According to polls, Connecticut is one of the least religious states in the nation. What does this mean for religious Latinos, who are more likely to identify as faithful than the general population?
Local religious leaders said that while they generally feel goodwill from people in Connecticut, there is a less tolerant climate for people of faith than there was in the past.
Richard Pinero, senior pastor for the New London district of Seventh-day Adventist churches, came to Connecticut three years ago from Southern Illinois. While describing Connecticut as “friendly” and “open,” he said he has seen a general erosion in the attitude toward people who express their faith publicly.
“Proselytizing – or sharing faith – that is no longer a friendly term here within our nation,” he said. “If I’m animated about something, something significant to me, I’m going to seek to share that.”
Bishop Emeritus Peter Rosazza, a long-time Catholic religious leader in Connecticut, said the environment today is less hospitable for religious people than it was when he was first ordained a priest 53 years ago.

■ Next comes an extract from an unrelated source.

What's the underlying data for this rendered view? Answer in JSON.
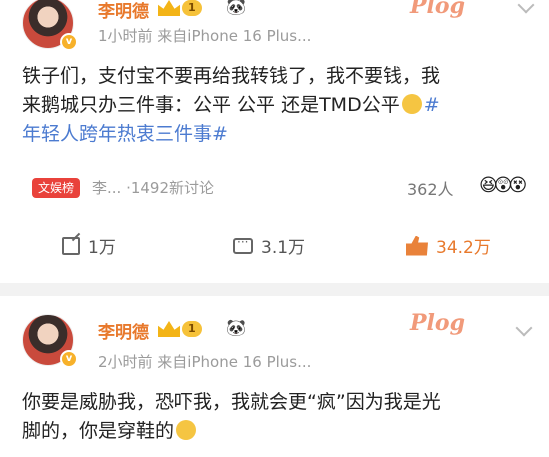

“At one time people had more respect for religion and religious positions,” he said. “Now they want freedom from religion.”
While Latinos are more likely to identify as religious, Rosazza said he didn’t see a difference between Latinos and other ethnicities in their church attendance. Most attend church for baptism, marriage, funerals and religious holidays, but not necessarily for daily or weekly services, he said.

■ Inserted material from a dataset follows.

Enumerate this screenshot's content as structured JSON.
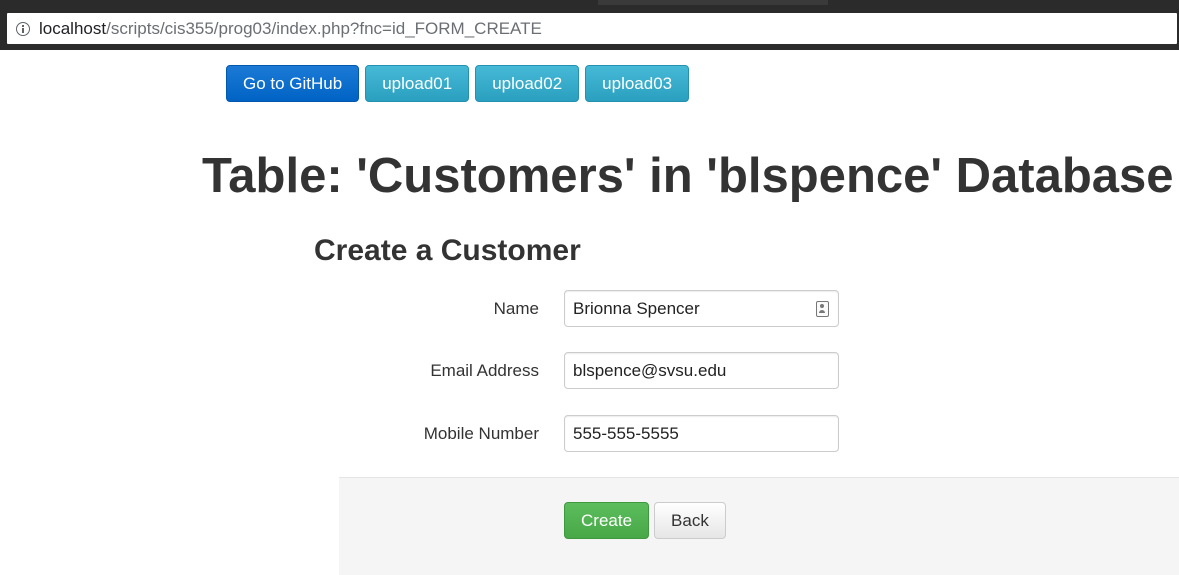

He said recent immigrants are more likely to express their faith openly.
“Religion is just part of their life – they just breathe it,” he said. “They’ve been a great source of spirituality for this country. For me too, personally. They lift your spirits.”
Delores Lopez Hardy leads the regional women’s organization in Hartford for the Church of Jesus Christ of Latter-day Saints. She said her parents joined the Mormon Church in Mexico when she was young, then she moved to the U.S. in her 20s.
She was told before moving to New England that it was less open and friendly than other parts of the country, and she said she initially found that to be the case.
“But someone also told me before I left that it’s going to be whatever you make it, and that it’s up to me to take the initiative,” she said.
Hardy said she’s grown to love Connecticut, and she and her husband raised their three children here.
She said most of the people she meets here are not religious, and many think it’s strange that she attends three hours of church on Sunday. The Mormon Church is currently building a temple in Farmington, and Hardy said it’s given her the opportunity to talk to people about her faith.
“They do respect my religion,” she said. “Even if they’re not religious.”
Hardy said it was difficult at times for her children, who didn’t have many friends at school who were Mormon. She said she worked to keep them involved by bringing them to youth meetings and interacting with other young members of their church.
Pinero said he is working on a dissertation on how Latino parents can instill faith in their U.S.-born children. Children want to fit in, and they face significant challenges in their day-to-day lives, he said.
Young people are much less likely to affiliate with religious institutions, and are less likely to say they believe in God. The same holds true for Latino youth.
“It’s important that we try to develop something to get to their hearts, so they understand the positive power of religious institutions,” said Pinero.
He said the Seventh-day Adventist Church is reaching out to youth in a number of ways, including having youth speakers at church, holding meetings for youth where they can express their concerns openly, and sponsoring regional conferences like one this past week in Portland, Maine, where teens gathered to perform acts of community service and participate in a compassion rally.
“It gives them the opportunity to practice their faith in a more open way, and a more socially significant way,” he said. “Not necessarily with a Bible in hand, but with a hammer, a rake, a paintbrush.”